Im Gespräch mit der „WAZ“ sagt sie: „Es ist fraglos notwendig, das gesetzliche Rentenalter weiter anzuheben – man sollte die Regelaltersgrenze für den Renteneintritt an die Lebenserwartung koppeln.“
Und sie stellt eine Formel vor, die das Rentenalter dann automatisch bis zur Rente mit 70 anheben würde: „Das gesetzliche Renteneintrittsalter wird bis 2031 auf 67 Jahre erhöht. Dabei kann es aber nicht bleiben. Die Formel in Zukunft könnte sein: Nimmt die Lebenserwartung um ein Jahr zu, so würden zwei Drittel des zusätzlichen Jahres der Erwerbsarbeit zugeschlagen und ein Drittel dem Ruhestand.“ Sie betonte jedoch, dass es Ausnahmen für gesundheitliche Beeinträchtigungen geben müsse.

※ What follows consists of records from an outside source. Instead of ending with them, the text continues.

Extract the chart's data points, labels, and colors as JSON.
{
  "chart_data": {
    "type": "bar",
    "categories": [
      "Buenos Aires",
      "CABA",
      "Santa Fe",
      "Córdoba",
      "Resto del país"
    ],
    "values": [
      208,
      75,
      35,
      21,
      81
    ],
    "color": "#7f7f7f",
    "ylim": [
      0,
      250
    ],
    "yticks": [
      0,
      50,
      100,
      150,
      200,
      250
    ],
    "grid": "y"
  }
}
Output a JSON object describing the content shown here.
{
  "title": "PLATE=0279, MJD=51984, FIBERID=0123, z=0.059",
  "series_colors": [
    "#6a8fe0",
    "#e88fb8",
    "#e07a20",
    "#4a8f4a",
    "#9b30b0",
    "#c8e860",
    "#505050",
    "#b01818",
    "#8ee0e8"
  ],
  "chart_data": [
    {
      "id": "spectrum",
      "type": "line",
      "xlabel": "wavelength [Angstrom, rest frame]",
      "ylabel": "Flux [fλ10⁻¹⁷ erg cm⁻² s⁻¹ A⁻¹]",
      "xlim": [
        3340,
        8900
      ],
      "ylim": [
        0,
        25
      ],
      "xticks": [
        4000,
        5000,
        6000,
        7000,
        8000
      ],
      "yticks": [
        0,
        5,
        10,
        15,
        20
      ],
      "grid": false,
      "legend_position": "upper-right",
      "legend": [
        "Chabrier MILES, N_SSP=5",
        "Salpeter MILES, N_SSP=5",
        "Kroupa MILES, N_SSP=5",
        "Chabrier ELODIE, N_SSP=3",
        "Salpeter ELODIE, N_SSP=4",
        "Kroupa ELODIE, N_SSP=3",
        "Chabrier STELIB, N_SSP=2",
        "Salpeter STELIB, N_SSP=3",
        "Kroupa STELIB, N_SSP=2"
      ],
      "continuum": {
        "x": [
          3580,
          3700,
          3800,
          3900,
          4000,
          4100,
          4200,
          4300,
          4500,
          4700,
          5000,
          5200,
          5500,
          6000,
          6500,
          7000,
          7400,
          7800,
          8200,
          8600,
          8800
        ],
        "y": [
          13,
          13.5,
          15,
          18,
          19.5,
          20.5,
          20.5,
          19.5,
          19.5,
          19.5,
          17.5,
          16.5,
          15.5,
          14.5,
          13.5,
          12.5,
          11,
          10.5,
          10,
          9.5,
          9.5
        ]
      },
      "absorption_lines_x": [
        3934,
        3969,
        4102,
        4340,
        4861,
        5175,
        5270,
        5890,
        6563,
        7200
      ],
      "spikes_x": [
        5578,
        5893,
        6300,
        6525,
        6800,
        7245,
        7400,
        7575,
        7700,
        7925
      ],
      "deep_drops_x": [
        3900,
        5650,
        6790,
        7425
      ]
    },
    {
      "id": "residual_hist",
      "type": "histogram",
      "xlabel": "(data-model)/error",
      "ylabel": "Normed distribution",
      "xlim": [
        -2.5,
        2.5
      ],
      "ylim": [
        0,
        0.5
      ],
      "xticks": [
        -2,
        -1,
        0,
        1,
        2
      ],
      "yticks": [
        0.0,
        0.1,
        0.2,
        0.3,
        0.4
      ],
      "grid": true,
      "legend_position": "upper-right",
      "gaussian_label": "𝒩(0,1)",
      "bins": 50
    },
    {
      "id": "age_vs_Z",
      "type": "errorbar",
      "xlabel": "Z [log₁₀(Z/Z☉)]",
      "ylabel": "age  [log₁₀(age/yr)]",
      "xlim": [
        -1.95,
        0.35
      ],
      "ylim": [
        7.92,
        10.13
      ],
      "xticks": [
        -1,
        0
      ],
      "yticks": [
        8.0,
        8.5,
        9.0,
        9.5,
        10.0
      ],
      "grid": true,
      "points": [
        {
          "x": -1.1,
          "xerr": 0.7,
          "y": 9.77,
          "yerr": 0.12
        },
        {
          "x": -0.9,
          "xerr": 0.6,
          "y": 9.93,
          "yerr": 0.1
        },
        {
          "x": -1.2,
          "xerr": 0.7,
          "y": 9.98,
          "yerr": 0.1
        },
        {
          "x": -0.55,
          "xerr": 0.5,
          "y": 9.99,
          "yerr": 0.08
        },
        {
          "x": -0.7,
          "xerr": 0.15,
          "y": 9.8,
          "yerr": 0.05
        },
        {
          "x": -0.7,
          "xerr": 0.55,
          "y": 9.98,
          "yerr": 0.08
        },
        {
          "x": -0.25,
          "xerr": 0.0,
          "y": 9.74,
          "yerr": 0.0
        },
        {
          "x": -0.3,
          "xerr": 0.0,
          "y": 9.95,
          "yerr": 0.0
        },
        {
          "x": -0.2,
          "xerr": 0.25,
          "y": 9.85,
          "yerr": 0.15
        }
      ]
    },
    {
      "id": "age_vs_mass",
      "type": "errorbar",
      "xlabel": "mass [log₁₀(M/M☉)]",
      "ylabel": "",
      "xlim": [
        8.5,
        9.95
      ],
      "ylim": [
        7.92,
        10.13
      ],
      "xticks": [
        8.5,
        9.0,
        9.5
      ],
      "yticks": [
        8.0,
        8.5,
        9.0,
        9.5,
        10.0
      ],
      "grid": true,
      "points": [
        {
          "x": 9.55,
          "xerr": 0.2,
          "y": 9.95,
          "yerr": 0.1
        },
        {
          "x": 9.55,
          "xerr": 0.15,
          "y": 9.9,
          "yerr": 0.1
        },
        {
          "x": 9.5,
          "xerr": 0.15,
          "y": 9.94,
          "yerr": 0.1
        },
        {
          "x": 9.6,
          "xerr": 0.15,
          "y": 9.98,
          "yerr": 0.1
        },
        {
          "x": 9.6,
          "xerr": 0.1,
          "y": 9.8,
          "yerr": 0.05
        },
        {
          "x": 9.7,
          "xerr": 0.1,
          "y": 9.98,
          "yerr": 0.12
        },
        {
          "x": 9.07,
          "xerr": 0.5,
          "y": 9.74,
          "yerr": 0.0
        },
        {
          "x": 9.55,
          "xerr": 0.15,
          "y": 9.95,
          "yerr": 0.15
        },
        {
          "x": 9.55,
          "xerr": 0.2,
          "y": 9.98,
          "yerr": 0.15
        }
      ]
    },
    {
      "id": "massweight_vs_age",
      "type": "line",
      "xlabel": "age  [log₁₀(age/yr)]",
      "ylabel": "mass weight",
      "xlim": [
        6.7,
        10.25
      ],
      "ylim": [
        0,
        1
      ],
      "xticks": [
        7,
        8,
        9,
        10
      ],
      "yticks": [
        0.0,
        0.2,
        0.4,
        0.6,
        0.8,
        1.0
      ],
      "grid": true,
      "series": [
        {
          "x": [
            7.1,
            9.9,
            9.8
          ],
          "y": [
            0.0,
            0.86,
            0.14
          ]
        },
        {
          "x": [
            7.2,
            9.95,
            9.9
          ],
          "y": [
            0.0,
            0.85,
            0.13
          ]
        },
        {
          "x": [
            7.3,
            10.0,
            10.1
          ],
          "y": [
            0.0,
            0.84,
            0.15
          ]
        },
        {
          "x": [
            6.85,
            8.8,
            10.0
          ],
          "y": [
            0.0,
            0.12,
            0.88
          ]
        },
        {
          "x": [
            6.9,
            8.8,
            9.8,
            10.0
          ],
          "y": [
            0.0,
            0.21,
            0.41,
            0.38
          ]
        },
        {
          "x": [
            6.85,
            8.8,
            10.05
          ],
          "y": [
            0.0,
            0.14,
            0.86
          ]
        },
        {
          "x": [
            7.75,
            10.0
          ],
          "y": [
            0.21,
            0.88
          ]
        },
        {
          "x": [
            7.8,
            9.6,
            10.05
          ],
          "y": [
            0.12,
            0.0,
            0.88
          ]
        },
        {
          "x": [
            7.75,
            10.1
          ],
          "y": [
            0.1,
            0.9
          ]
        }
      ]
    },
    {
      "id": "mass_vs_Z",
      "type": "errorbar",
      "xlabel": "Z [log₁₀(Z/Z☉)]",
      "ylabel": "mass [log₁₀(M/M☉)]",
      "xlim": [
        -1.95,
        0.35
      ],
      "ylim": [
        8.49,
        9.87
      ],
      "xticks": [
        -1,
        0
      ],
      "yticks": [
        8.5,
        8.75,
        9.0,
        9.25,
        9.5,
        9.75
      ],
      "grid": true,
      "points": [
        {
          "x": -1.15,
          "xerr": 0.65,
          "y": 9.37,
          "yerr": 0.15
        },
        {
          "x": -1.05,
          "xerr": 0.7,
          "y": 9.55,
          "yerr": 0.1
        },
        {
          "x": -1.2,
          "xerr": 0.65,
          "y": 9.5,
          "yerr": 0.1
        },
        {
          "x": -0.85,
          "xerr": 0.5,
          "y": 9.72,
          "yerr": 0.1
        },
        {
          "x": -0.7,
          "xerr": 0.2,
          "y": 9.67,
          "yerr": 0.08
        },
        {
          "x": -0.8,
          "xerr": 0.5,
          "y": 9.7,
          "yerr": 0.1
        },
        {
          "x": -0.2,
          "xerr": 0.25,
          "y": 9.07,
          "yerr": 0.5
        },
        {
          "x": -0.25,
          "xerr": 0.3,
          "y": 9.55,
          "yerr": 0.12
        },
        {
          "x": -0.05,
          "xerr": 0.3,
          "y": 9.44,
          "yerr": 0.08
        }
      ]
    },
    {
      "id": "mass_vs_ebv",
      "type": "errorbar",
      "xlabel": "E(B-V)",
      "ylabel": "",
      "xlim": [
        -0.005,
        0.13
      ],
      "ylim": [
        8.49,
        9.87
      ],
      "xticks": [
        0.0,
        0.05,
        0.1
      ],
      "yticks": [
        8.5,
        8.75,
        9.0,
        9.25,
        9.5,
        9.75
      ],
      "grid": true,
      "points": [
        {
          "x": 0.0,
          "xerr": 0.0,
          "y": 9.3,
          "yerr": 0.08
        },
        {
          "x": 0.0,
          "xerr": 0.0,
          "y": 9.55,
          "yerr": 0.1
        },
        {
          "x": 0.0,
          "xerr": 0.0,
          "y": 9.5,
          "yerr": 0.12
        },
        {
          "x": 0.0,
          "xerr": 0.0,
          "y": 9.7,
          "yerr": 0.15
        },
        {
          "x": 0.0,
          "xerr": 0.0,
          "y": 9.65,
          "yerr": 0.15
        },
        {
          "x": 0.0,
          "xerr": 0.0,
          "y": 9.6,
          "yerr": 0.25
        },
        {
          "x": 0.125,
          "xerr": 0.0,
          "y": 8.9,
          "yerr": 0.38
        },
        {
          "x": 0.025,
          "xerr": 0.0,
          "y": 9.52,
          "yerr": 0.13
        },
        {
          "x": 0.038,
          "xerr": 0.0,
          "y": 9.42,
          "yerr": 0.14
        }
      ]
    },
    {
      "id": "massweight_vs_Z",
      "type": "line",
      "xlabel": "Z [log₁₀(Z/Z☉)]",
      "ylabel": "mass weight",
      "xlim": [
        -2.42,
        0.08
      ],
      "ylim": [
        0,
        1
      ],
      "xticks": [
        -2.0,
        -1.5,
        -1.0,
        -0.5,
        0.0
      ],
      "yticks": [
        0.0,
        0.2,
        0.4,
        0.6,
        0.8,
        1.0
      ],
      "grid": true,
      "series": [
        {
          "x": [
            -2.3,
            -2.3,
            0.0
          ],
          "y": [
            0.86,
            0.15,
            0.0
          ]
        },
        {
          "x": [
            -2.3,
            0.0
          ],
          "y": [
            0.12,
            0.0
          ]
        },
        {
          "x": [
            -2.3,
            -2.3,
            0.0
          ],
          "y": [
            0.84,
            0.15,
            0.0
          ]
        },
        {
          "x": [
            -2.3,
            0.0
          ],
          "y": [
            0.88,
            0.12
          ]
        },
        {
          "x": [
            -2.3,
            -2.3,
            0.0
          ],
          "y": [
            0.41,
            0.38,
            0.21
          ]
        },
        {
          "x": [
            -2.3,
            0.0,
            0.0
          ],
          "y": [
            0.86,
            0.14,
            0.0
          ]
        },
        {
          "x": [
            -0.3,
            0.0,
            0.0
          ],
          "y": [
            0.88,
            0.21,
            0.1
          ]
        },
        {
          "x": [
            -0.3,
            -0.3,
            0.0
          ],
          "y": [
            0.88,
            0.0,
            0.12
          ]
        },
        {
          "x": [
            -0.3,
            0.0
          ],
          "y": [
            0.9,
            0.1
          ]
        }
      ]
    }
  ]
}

Grimm: „Deutschland hat mehr zu kämpfen als andere Industrieländer“
Bezüglich der wirtschaftlichen Lage Deutschlands äußerte sich Grimm besorgt: „Uns macht zu schaffen, dass wir besonders stark von russischen Energielieferungen abhängig waren und auch viele energieintensive Unternehmen haben, für die die hohen Strompreise eine Herausforderung bleiben werden“, sagte sie der „WAZ“. Gleichzeitig stecke Deutschland mitten in der Transformation zur Klimaneutralität. Sie betonte: „Deutschland hat daher mehr zu kämpfen als andere Industrieländer und die Erholung dauert etwas länger.“
Die Ökonomin forderte, die Bürokratie abzubauen und die Digitalisierung voranzutreiben. „Es kommt jetzt darauf an, dass wir die Zeichen der Zeit sehen und die strukturellen Probleme wirklich angehen – statt immer neue Subventionen zu beschließen“, so Grimm. Auch der Fachkräftemangel müsse wirksam bekämpft werden.
Wirtschaftsweisin kritisiert Heizungsgesetz: „War von Anfang an nicht begeistert“
Dabei sei die Zuwanderung von Fachkräften wichtig, doch müssten auch die Rahmenbedingungen für Erwerbsbeteiligung in Deutschland verbessert werden. „Unsere Ausländerämter haben nicht den Auftrag, eine Willkommenskultur zu versprühen, sondern zu überprüfen, ob jemand berechtigterweise hier ist“, betonte sie. Sie fügte hinzu: „Es geht aber auch darum, die Rahmenbedingungen in Deutschland zu verändern, damit die Erwerbsbeteiligung steigt: bei den Frauen wie auch bei den Älteren.“
Beim Thema Heizungsgesetz zeigte sich Grimm kritisch. „Von dem ordnungsrechtlichen Ansatz war ich von Anfang an nicht begeistert, und jetzt ist es völlig verwässert“, äußerte sie. Sie mahnte zur Ehrlichkeit gegenüber den Bürgern bezüglich der Kosten des Klimaschutzes. „Das wäre Wunschdenken“, kommentierte sie die Idee, das Heizungsgesetz abzulehnen. „Wichtig ist mir, dass die Politik den Leuten reinen Wein einschenkt und deutlich macht: Der Umbau der Wirtschaft zur Klimaneutralität kostet etwas – auch den einzelnen Bürger“, betonte sie.